Doctor who missed hepatitis diagnosis reprimanded
Patient died the week after Dr. Justin Clark discontinued antibiotics, sent her home
A Nova Scotia emergency doctor who sent a patient home after missing a hepatitis diagnosis has been reprimanded for incompetence.
"It's simply a sad case where the care was below our standard and the outcome was tragic," said Dr. Gus Grant, registrar and CEO of the College of Physicians and Surgeons of Nova Scotia.
According to the college's decision against Dr. Justin Dale Clark, the elderly female patient arrived by ambulance at the Colchester East Hants Health Centre in early 2017, complaining of weakness and feeling unwell.
Blood work came back 'good'
She was in declining health with a recent history of urinary tract infections.
Clark, a family doctor with an additional emergency certification, ordered a chest X-ray and blood tests. After telling the family the blood work came back "good," Clark discontinued the patient's antibiotics and sent her home.
The next day, the woman's family doctor noticed troubling signs in her blood tests and ordered her back to the emergency department.
She was admitted with acute hepatitis, and died in hospital the following week.
Grant said these are painful circumstances for the woman's family.
"The family was left in their grief to struggle with whether the care their mother or grandmother received was appropriate. Grief is hard enough. But grief complicated by 'What if?' makes it harder," he said.
Clerical error suspected
According to the report, Clark doesn't know how he missed the warning signs, but he suspects a clerical error.
"He is unsure whether another patient's results were placed on the chart in error or if he reviewed the wrong report online," the report stated.
The investigation committee found additional concerns with Clark's practice.
They include a lack of documentation of the case, a failure to take a history and physically examine the patient, and an inappropriate discussion with the family around palliative care without a clear diagnosis.
'I feel terrible'
During an interview with the college's investigation committee, Clark apologized to the family.
"I feel terrible about missing the blood work and especially how they felt I was dismissive of their loved one's complaints," the report quotes him as saying.
"I will use this experience to improve my care moving forward," Clark said.
During the interview, Clark noted that "not infrequently, blood work is printed and placed on the wrong chart" in the Colchester East Hants emergency department.
The investigation committee said Clark had multiple chances to catch the error by either checking the test results online, or cross-checking the printed copy against the patient's identification band.
Clark agreed with the investigation committee's findings of incompetence.
He agreed to three reprimands, one for failing to perform and document an appropriate history and physical examination, the second for failing to properly review lab reports, and a third for giving the family palliative care advice with limited knowledge of the patient.
'A very serious matter'
The reprimand "will form part of Dr. Clark's professional record for as long as he's in the career," said Grant. "That's a very serious matter, and it's taken very seriously by physicians."
According to the website of the College of Physicians and Surgeons of Nova Scotia, Clark studied medicine at Saba University School of Medicine in the tiny Dutch island of Saba in the Caribbean, graduating in 2013.

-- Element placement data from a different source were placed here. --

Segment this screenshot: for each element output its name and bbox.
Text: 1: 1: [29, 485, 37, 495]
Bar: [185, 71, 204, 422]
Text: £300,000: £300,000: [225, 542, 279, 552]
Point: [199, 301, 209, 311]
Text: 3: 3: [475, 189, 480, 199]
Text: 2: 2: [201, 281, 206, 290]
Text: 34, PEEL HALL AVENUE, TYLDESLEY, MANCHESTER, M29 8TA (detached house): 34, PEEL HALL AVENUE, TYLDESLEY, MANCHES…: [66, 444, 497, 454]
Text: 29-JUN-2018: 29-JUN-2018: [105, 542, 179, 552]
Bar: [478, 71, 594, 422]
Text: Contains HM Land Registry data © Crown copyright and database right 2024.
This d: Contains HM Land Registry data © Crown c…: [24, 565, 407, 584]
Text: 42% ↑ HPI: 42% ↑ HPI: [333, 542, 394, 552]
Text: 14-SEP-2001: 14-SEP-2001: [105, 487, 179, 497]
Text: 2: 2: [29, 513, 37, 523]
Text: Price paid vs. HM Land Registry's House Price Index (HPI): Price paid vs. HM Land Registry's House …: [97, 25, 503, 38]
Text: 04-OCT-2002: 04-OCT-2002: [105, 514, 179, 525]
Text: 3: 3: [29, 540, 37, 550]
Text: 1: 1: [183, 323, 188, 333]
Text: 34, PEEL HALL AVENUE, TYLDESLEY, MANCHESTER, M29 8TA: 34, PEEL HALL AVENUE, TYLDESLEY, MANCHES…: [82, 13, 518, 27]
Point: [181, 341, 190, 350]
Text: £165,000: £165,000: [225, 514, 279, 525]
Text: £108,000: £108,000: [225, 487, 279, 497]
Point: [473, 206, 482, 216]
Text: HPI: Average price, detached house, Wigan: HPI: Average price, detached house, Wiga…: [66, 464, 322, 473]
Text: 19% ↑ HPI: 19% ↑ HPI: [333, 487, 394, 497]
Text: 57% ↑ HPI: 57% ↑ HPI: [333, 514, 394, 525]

Clark received training at Dalhousie University in family medicine in 2015 and family emergency medicine in 2016. He has been fully licensed by the college since July 7, 2016.
The investigation report says Clark agreed to contribute an undisclosed amount toward the college's costs of the investigation.
In an email, the Nova Scotia Health Authority acknowledged it is aware of the decision.
"Dr. Clark is an active physician at Colchester East Hants Health Centre's emergency department," said spokesperson Kristen Lipscombe.